HK: When it comes to Kosovo, there are still many question marks about the nature of the organized Serb group that murdered a Kosovo police officer in the terrorist attack. As more evidence is presented, it is becoming clearer.

The EU has yet to officially agree on a joint stance toward this event, and their response will be critical in determining future events in the region. NATO has sent additional forces to the KFOR mission which indicates that it takes these matters seriously. Appeasement of aggressive and radical politics will definitely open the floodgates to new incidents and instability in the region.

In Bosnia and Herzegovina, the EU also needs a far stronger stance against disruptive, secessionist, radical, and anti-constitutional actors in the country. Although the majority of EU states recognize this problem, its current rules allow for the prevention of concrete actions being taken.

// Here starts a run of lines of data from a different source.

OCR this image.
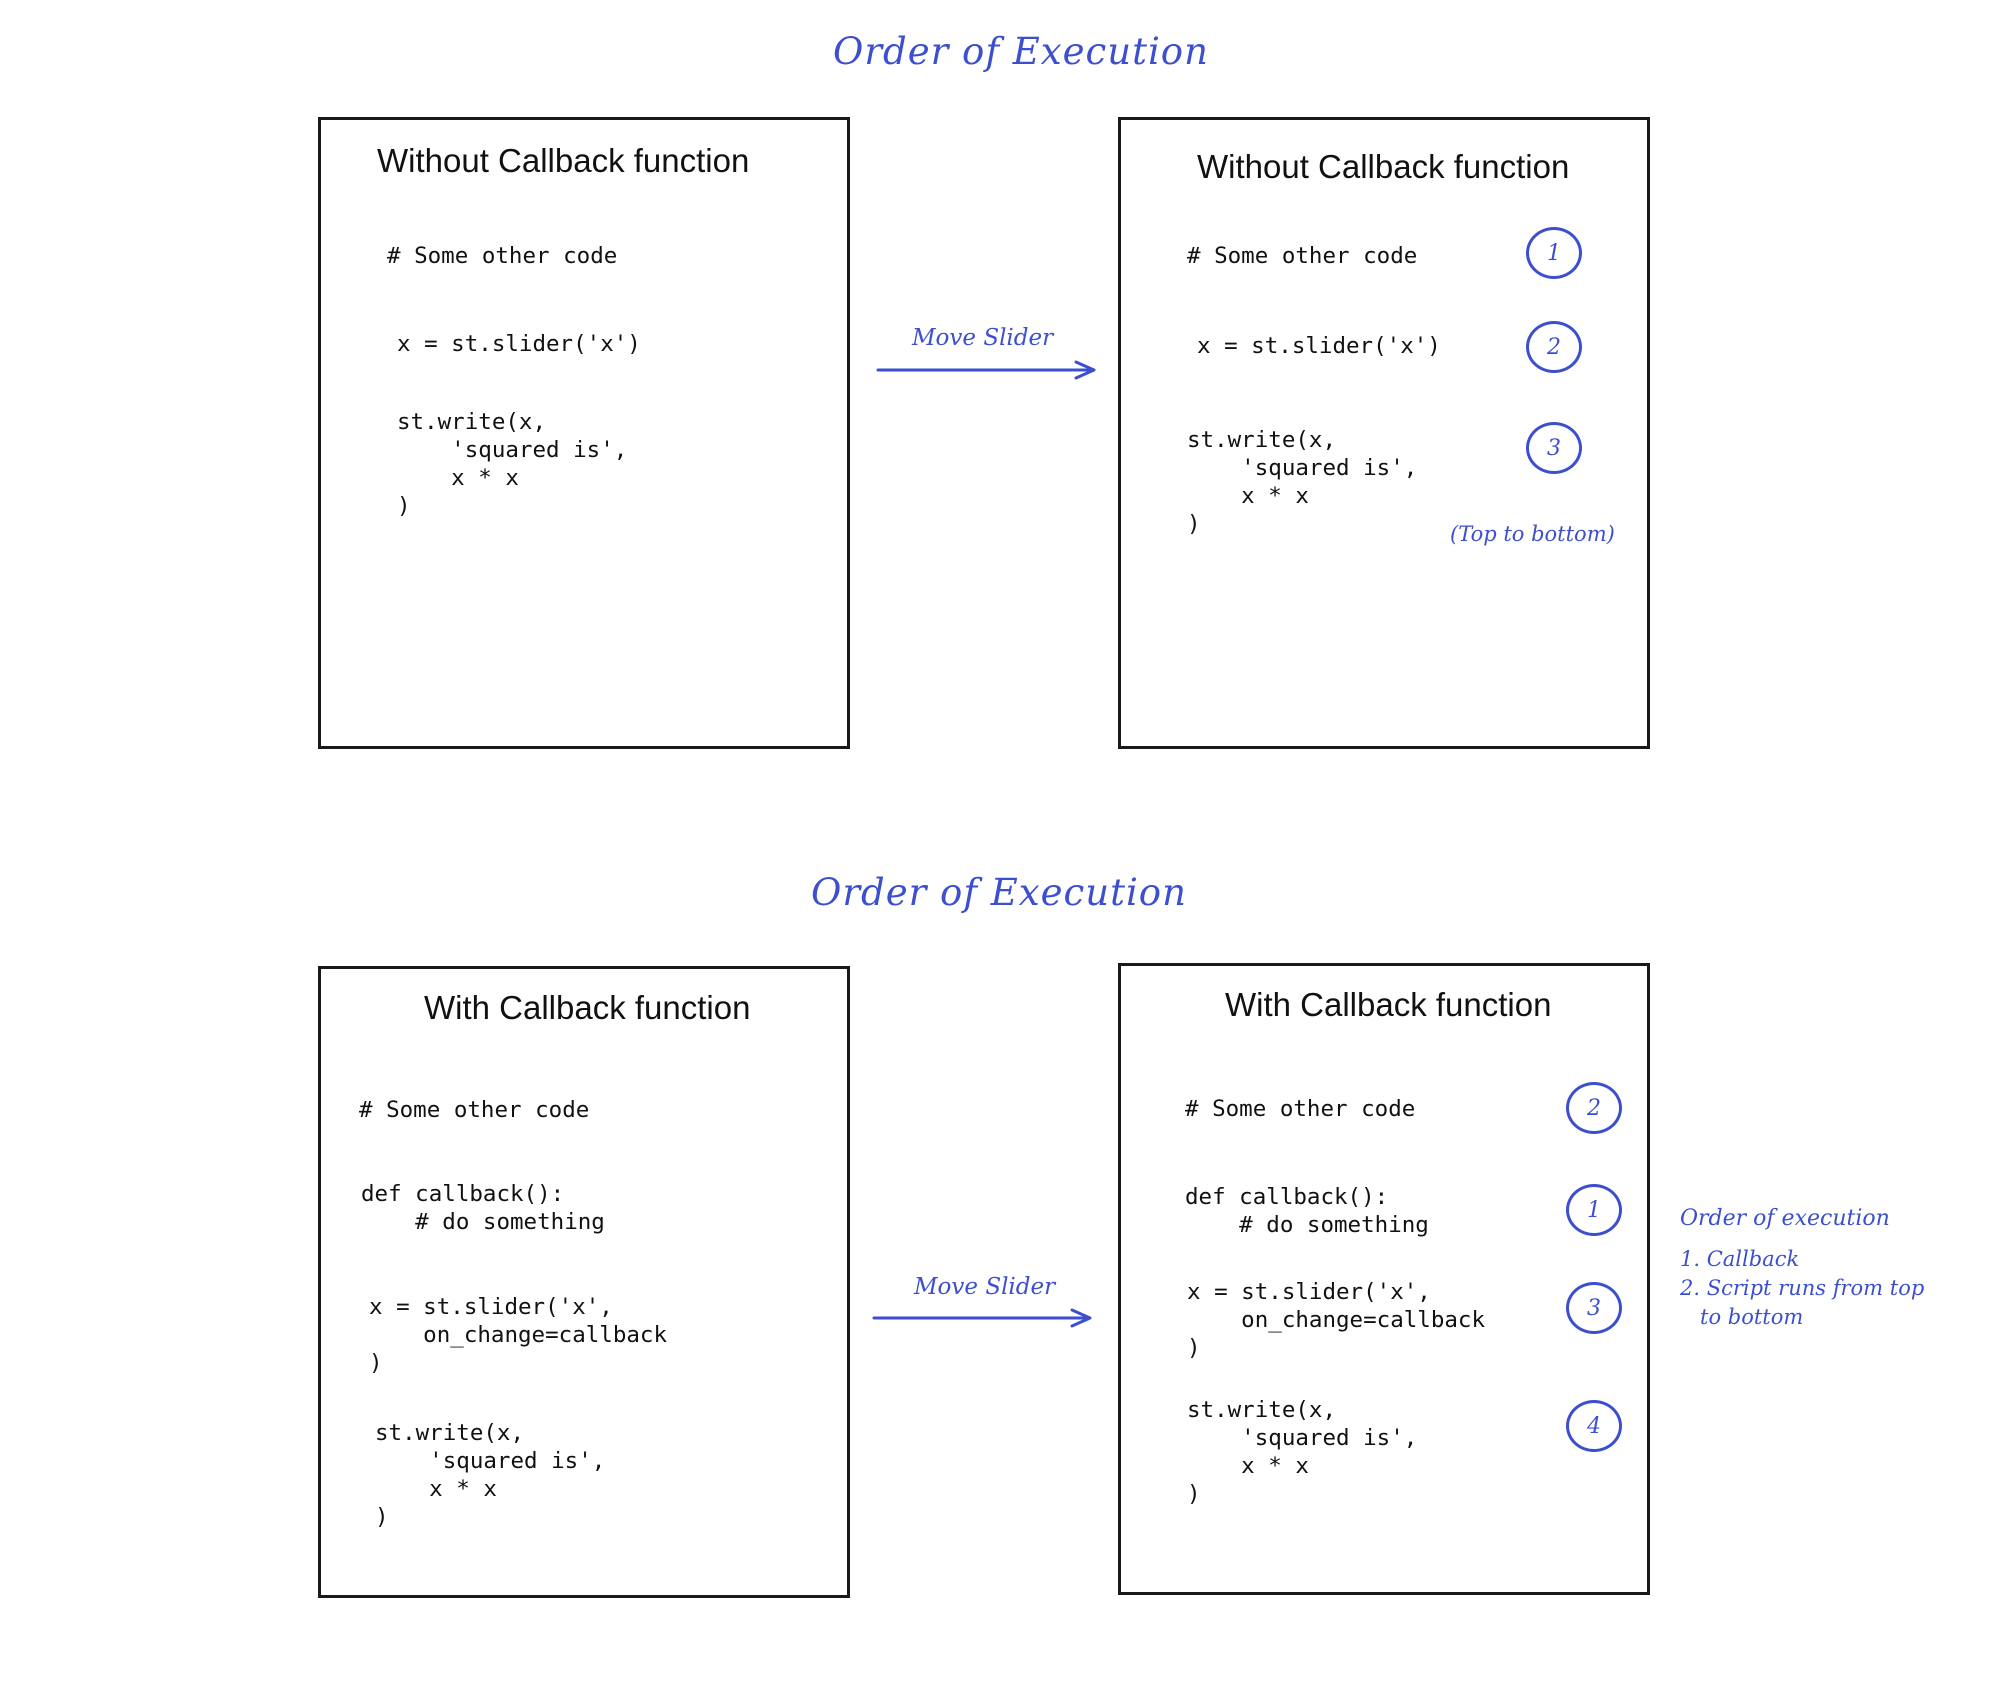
Order of Execution
Without Callback function
# Some other code
x = st.slider('x')
st.write(x,
'squared is',
x * x
)
Move Slider
Without Callback function
# Some other code
x = st.slider('x')
st.write(x,
'squared is',
x * x
)
1
2
3
(Top to bottom)
Order of Execution
With Callback function
# Some other code
def callback():
# do something
x = st.slider('x',
on_change=callback
)
st.write(x,
'squared is',
x * x
)
Move Slider
With Callback function
# Some other code
def callback():
# do something
x = st.slider('x',
on_change=callback
)
st.write(x,
'squared is',
x * x
)
2
1
3
4
Order of execution
1. Callback
2. Script runs from top
to bottom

NATO has its presence in Bosnia and Herzegovina, but clearer and more direct messages of its dedication and mandate to peace and stability in the country are always more than welcome – especially in this political climate.

EWB: Cyber security is increasingly discussed in the region. During the previous period, we saw that countries like Albania and Montenegro were targets of these attacks. How vulnerable is the region in this area, and what could be the responses to such threats?

HK: Cyber security is an ignored aspect of security in the whole region and deserves more attention and dedicated work. In a world where data is more valuable and more available than ever, the region needs an upgrade in its cyber security policies and practices.

This would include training of staff, upgrading technology, as well as creating strategies in the case of security breaches in this sense.